I've heard so much about this season of The Leftovers. If I want to watch it, can I go ahead and skip the first season and watch the second? —Patrick

This has been a common question in the last few weeks, and as someone who really did not care for the first season of the show but loved the second season to borderline-maniac levels, I wish I could tell you to just jump in. And if you did, I'm sure you'd still find beauty in the show and its stories, but you wouldn't find as much depth. It's worth it to watch the first ten episodes to enrich the entire experience.

Also, many smart people really liked season one! Maybe you'll be one of them!

Is it okay for me not to like 30 Rock? I'm about halfway into season two right now, and I just don't find it funny like I'd hoped I would.

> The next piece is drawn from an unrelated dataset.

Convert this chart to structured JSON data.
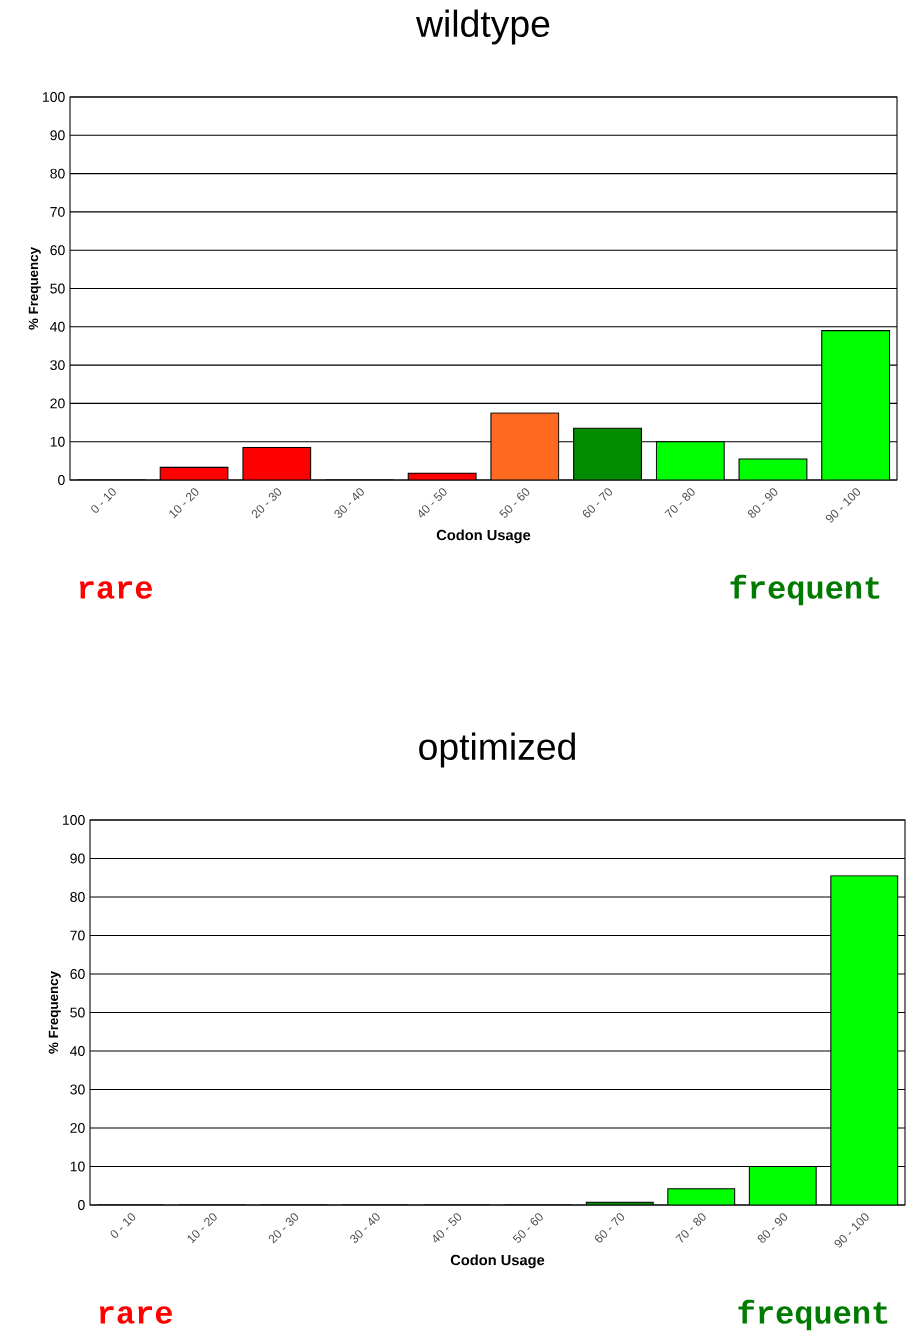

I'm a fan of Tina Fey (Kimmy Schmidt, Mean Girls) and an equally big fan of the generally-accepted-as-good NBC sitcoms (especially Parks and Rec and Community), but I really just am not enjoying 30 Rock, even though I am desperate to. Am I missing something? Or is it okay for me to just not like it? —Charlie

Charlie! You're missing lots of things, but it's still okay for you not to like it. Life is hard enough; no need to watch shows you don't enjoy. 30 Rock certainly settles into itself as it goes on, but season one is pretty representative of the show, and if you're not into the "Good God, Lemon!"s by now, you never will be. That's unusual, but there are people who don't like pizza or don't get it with the Beatles or have no interest in Tetris. Some people, when presented with the options oatmeal raisin and chocolate chip, pick oatmeal raisin. The day we stop finding mystery in the world is the day we cease to live. Go forth and mystify us all, Charlie.